How can I show $||v||^{2}_{2} \leq ||v||_{1} \cdot ||v||_{\infty}$ holds? That is, for a vector in $\mathbb{R}^{n}$,
$$\sum_{i=1}^{n}|v_i|^{2} \leq \max_{i=1}^{n} |v_{i}| \cdot \sum_{i=1}^{n} |v_i|?$$
I have managed to prove the result that $||v||_{\infty} \leq ||v||_{2}$ holds; I don't know if that helps in any way. I was thinking of writing $||v||_1 \cdot ||v||_{\infty} \geq ||v||_{1} \cdot ||v||_{2}$, but I didn't get anywhere.

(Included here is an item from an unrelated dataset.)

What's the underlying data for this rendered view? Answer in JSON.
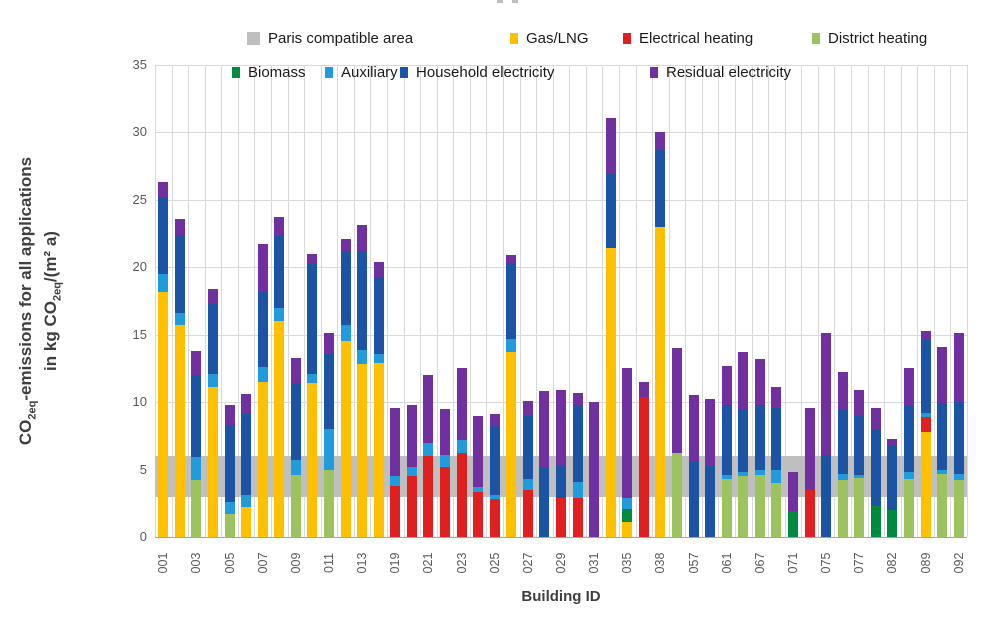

Slightly elaborating on @d.k.o.'s comment: \begin{align} \sum_{i=1}^n | v_i |^2 &= \sum_{i=1}^n |v_i| |v_i| \\ \tag{1}&\leq \sum_{i=1}^n \| v \|_\infty | v_i | \\ &= \| v \|_\infty \sum_{i=1}^n |v_i| \\ &= \|v\|_\infty \|v\|_1. \end{align} In step (1) we used the fact that $| v_i | \leq \| v\|_\infty$.